A: Well, yes, for the reasons outlined above – and simply because it is good scholarly practice.

Q: What if you only use EEBO to double-check a page reference or the correct quotation of something you’d made a note of when you viewed (a different copy of) the work in a library?

A: Ah. Well, if you are feeling conscientious, maybe make a note that you’ve viewed the work in EEBO as well as a physical copy – say, use parentheses: “(EEBO. Huntington Library.)”.

Incidentally, since Early Modern books-as-artefacts differ from each other, technically we should always state in the bibliography which copy of the work we have seen. But I’m not sure anyone is quite that diligent – book historians perhaps excepted – and I can’t be bothered to check right now.

Q: Argh. Look, can’t we just go back to not quoting the work and not bother with all this?

A: No. Sorry.

However, I think we’ve drifted a bit far from our departure point.

All this serves to illustrate how citing Early Modern books – be it as physical copies, printed editions or facsimiles, or digital surrogates – is no simple matter. (And we haven’t discussed whether good practice should also include giving the ESTC number in order to identify the work…)  So no wonder no standard practice has emerged on how to cite a work seen on EEBO.

Yet in sum, if you consult books on EEBO, I strongly urge you to give credit to EEBO in your bibliography. 

 

ETA 27.2.2014 8am:

Another argument for why to make sure to cite EEBO is the rather huge matter of what, exactly, is EEBO, and how what it is affects scholarship. In the words of others:

Daniel Powell notes that:

[I]t seems important to realize that EEBO is quite prone to error, loss, and confusion–especially since it’s based on microfilm photographed in the 1930s-40s based on lists compiled in some cases the 1880s.

And Jacqueline Wernimont adds:

EEBO isn’t a catalogue of early modern books – it’s a catalogue of copies.
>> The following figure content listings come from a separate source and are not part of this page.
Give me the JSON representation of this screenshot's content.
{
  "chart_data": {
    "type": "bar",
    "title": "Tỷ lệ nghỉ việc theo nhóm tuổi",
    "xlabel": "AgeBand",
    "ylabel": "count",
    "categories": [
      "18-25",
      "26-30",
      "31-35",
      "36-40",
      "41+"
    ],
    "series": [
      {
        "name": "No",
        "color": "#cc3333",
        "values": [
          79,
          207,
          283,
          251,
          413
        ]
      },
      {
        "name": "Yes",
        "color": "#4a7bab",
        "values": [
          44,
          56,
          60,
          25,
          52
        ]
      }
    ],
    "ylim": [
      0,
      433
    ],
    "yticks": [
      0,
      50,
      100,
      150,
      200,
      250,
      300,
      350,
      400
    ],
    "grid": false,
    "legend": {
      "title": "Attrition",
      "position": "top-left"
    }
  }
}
More precisely, it is a repository of digital images of microfilms of single copies of books, and, if your institution subscribes to the Text Creation Partnership (TCP) phases one and/or two, text files that are outsourced transcriptions of microfilm images of single texts.
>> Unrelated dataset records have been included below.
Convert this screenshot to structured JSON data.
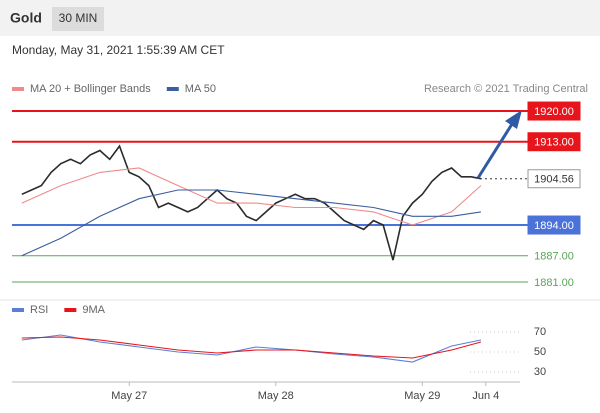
{
  "header": {
    "symbol": "Gold",
    "interval": "30 MIN",
    "timestamp": "Monday, May 31, 2021 1:55:39 AM CET",
    "credit": "Research © 2021 Trading Central"
  },
  "chart_data": [
    {
      "type": "line",
      "ylim": [
        1879,
        1924
      ],
      "xlim": [
        -1,
        51
      ],
      "levels": [
        {
          "value": 1920,
          "label": "1920.00",
          "color": "#e8141c",
          "style": "solid"
        },
        {
          "value": 1913,
          "label": "1913.00",
          "color": "#e8141c",
          "style": "solid"
        },
        {
          "value": 1904.56,
          "label": "1904.56",
          "color": "#333333",
          "style": "dotted"
        },
        {
          "value": 1894,
          "label": "1894.00",
          "color": "#4a72d8",
          "style": "solid"
        },
        {
          "value": 1887,
          "label": "1887.00",
          "color": "#5aa55a",
          "style": "thin"
        },
        {
          "value": 1881,
          "label": "1881.00",
          "color": "#5aa55a",
          "style": "thin"
        }
      ],
      "series": [
        {
          "color": "#2b2b2b",
          "x": [
            0,
            1,
            2,
            3,
            4,
            5,
            6,
            7,
            8,
            9,
            10,
            11,
            12,
            13,
            14,
            15,
            16,
            17,
            18,
            19,
            20,
            21,
            22,
            23,
            24,
            25,
            26,
            27,
            28,
            29,
            30,
            31,
            32,
            33,
            34,
            35,
            36,
            37,
            38,
            39,
            40,
            41,
            42,
            43,
            44,
            45,
            46,
            47
          ],
          "values": [
            1901,
            1902,
            1903,
            1906,
            1908,
            1909,
            1908,
            1910,
            1911,
            1909,
            1912,
            1906,
            1905,
            1903,
            1898,
            1899,
            1898,
            1897,
            1898,
            1900,
            1902,
            1900,
            1899,
            1896,
            1895,
            1897,
            1899,
            1900,
            1901,
            1900,
            1900,
            1899,
            1897,
            1895,
            1894,
            1893,
            1895,
            1894,
            1886,
            1896,
            1899,
            1901,
            1904,
            1906,
            1907,
            1905,
            1905,
            1904.56
          ]
        },
        {
          "name": "MA 20 + Bollinger Bands",
          "color": "#f08a8a",
          "x": [
            0,
            4,
            8,
            12,
            16,
            20,
            24,
            28,
            32,
            36,
            40,
            44,
            47
          ],
          "values": [
            1899,
            1903,
            1906,
            1907,
            1903,
            1899,
            1899,
            1898,
            1898,
            1897,
            1894,
            1897,
            1903
          ]
        },
        {
          "name": "MA 50",
          "color": "#3a5f9e",
          "x": [
            0,
            4,
            8,
            12,
            16,
            20,
            24,
            28,
            32,
            36,
            40,
            44,
            47
          ],
          "values": [
            1887,
            1891,
            1896,
            1900,
            1902,
            1902,
            1901,
            1900,
            1899,
            1898,
            1896,
            1896,
            1897
          ]
        }
      ]
    },
    {
      "type": "line",
      "ylim": [
        20,
        80
      ],
      "xlim": [
        -1,
        51
      ],
      "yticks": [
        30,
        50,
        70
      ],
      "xticks": [
        {
          "value": 11,
          "label": "May 27"
        },
        {
          "value": 26,
          "label": "May 28"
        },
        {
          "value": 41,
          "label": "May 29"
        },
        {
          "value": 47.5,
          "label": "Jun 4"
        }
      ],
      "series": [
        {
          "name": "RSI",
          "color": "#5b7fd6",
          "x": [
            0,
            4,
            8,
            12,
            16,
            20,
            24,
            28,
            32,
            36,
            40,
            44,
            47
          ],
          "values": [
            62,
            67,
            60,
            55,
            50,
            47,
            55,
            52,
            48,
            45,
            40,
            56,
            62
          ]
        },
        {
          "name": "9MA",
          "color": "#e8141c",
          "x": [
            0,
            4,
            8,
            12,
            16,
            20,
            24,
            28,
            32,
            36,
            40,
            44,
            47
          ],
          "values": [
            64,
            65,
            62,
            57,
            52,
            49,
            52,
            52,
            49,
            46,
            44,
            52,
            60
          ]
        }
      ]
    }
  ]
}
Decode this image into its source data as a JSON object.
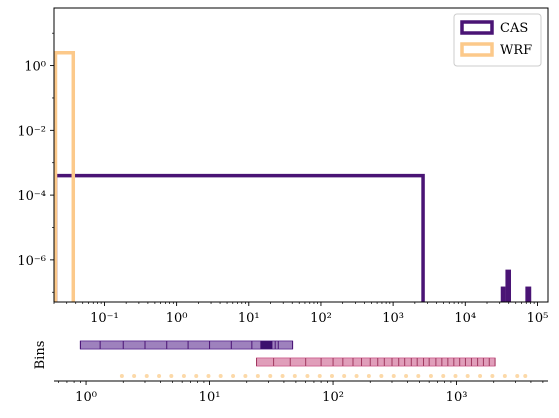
{
  "chart_data": [
    {
      "type": "histogram",
      "xscale": "log",
      "yscale": "log",
      "xlim": [
        0.02,
        140000
      ],
      "ylim": [
        5e-08,
        60
      ],
      "x_ticks": [
        {
          "value": 0.1,
          "label": "10⁻¹"
        },
        {
          "value": 1,
          "label": "10⁰"
        },
        {
          "value": 10,
          "label": "10¹"
        },
        {
          "value": 100,
          "label": "10²"
        },
        {
          "value": 1000,
          "label": "10³"
        },
        {
          "value": 10000,
          "label": "10⁴"
        },
        {
          "value": 100000,
          "label": "10⁵"
        }
      ],
      "y_ticks": [
        {
          "value": 1,
          "label": "10⁰"
        },
        {
          "value": 0.01,
          "label": "10⁻²"
        },
        {
          "value": 0.0001,
          "label": "10⁻⁴"
        },
        {
          "value": 1e-06,
          "label": "10⁻⁶"
        }
      ],
      "grid": false,
      "legend_position": "top-right",
      "series": [
        {
          "name": "CAS",
          "color": "#4a1475",
          "style": "step",
          "bins": [
            {
              "x0": 0.02,
              "x1": 2600,
              "y": 0.0004
            },
            {
              "x0": 31000,
              "x1": 36000,
              "y": 1.5e-07
            },
            {
              "x0": 36000,
              "x1": 43000,
              "y": 5e-07
            },
            {
              "x0": 68000,
              "x1": 82000,
              "y": 1.5e-07
            }
          ]
        },
        {
          "name": "WRF",
          "color": "#fcc98a",
          "style": "step",
          "bins": [
            {
              "x0": 0.02,
              "x1": 0.037,
              "y": 2.5
            }
          ]
        }
      ]
    },
    {
      "type": "bin-edges",
      "xscale": "log",
      "xlim": [
        0.55,
        5500
      ],
      "ylabel": "Bins",
      "x_ticks": [
        {
          "value": 1,
          "label": "10⁰"
        },
        {
          "value": 10,
          "label": "10¹"
        },
        {
          "value": 100,
          "label": "10²"
        },
        {
          "value": 1000,
          "label": "10³"
        }
      ],
      "rows": [
        {
          "color": "#6a3d9a",
          "opacity": 0.65,
          "range": [
            0.9,
            47
          ],
          "edges": [
            0.9,
            1.3,
            2.0,
            3.0,
            4.5,
            6.7,
            10,
            15,
            22,
            26,
            28,
            30,
            32,
            34,
            36,
            47
          ]
        },
        {
          "color": "#d06a95",
          "opacity": 0.65,
          "range": [
            24,
            2050
          ],
          "edges": [
            24,
            33,
            45,
            60,
            80,
            100,
            120,
            145,
            170,
            200,
            230,
            260,
            300,
            340,
            380,
            430,
            480,
            540,
            600,
            680,
            760,
            850,
            950,
            1060,
            1180,
            1320,
            1480,
            1650,
            1840,
            2050
          ]
        },
        {
          "color": "#fcd9a8",
          "opacity": 1,
          "style": "dots",
          "points": [
            1.95,
            2.45,
            3.1,
            3.9,
            4.9,
            6.2,
            7.8,
            9.8,
            12.3,
            15.5,
            19.5,
            24.6,
            31,
            39,
            49,
            62,
            78,
            98,
            123,
            155,
            195,
            246,
            310,
            390,
            490,
            620,
            780,
            980,
            1230,
            1550,
            1950,
            2460,
            3100,
            3600
          ]
        }
      ]
    }
  ]
}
These points are particularly relevant if you treat EEBO as a library of early modern English works, but they apply equally when you access one or two books to check a reference. As Sarah Werner (among others) has shown us, digital facsimiles of (old) microfilms of early books can miss a lot of details that are clearly visible when viewing the physical books (like coloured ink). While in many cases the scans in EEBO are perfectly serviceable surrogates of the original printed book – black text on white paper tends to capture well in facsimile – the exceptions drive across the point that accessing a book as microfilm images is not the same as looking at a physical copy of the book.
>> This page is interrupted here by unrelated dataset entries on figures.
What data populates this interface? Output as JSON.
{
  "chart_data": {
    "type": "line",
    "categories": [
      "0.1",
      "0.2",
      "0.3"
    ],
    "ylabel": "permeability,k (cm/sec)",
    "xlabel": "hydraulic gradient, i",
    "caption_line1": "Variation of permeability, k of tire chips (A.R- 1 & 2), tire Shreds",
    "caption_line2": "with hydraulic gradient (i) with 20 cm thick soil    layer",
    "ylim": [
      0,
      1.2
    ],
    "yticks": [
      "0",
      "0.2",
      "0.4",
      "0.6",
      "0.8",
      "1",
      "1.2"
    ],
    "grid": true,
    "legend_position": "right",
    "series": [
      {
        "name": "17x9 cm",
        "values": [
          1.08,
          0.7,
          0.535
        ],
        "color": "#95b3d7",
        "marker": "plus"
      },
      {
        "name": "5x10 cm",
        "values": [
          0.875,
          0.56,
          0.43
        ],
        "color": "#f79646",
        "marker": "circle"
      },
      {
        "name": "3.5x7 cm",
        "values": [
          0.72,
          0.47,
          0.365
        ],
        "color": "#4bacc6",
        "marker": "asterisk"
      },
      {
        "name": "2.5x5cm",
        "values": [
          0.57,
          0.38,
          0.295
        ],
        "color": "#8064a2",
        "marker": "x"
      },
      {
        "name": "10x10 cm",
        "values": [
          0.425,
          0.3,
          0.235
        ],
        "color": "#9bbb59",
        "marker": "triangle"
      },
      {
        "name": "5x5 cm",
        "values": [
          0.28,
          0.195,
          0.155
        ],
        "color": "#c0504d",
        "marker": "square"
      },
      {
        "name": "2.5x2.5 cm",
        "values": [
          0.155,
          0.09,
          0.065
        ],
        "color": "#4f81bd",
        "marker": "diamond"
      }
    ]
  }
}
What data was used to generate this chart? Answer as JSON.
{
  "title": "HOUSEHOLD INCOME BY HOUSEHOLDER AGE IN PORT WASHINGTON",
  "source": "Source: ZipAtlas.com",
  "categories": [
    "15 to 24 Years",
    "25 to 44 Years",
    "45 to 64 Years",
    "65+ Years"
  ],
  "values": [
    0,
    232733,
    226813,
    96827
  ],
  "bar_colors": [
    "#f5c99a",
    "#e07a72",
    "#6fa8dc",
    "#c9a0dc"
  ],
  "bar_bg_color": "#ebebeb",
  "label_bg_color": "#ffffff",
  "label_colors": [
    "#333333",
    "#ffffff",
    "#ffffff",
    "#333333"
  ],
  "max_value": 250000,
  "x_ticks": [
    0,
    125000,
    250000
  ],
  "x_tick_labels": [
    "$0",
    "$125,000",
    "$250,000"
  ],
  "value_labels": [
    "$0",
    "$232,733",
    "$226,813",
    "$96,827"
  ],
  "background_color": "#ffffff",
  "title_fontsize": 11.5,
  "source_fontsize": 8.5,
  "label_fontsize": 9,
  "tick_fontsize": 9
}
This is not to say that all surrogates, and especially microfilms, are bad as such. In many cases it is the copy that survives whereas the original has been lost. And I have come across cases where the microfilm retains information that has been lost when the manuscripts have been cleaned by conservators and archivists some time after being microfilmed. (Pro tip for meticulous scholars: have a look at all the surrogates, even if you don’t need to!) Also, modern digital imaging is enabling us to read palimpsests and other messy texts with greater ease than before (or indeed at all).

In essence, then, you should make sure to cite EEBO when you use it – not only because of things you may miss due to problems with the images in EEBO, but also because digital resources enable us to do things which are simply impossible or would take forever when using physical copies.

 


Ok this was a long rant. But I hope this might be of use to someone!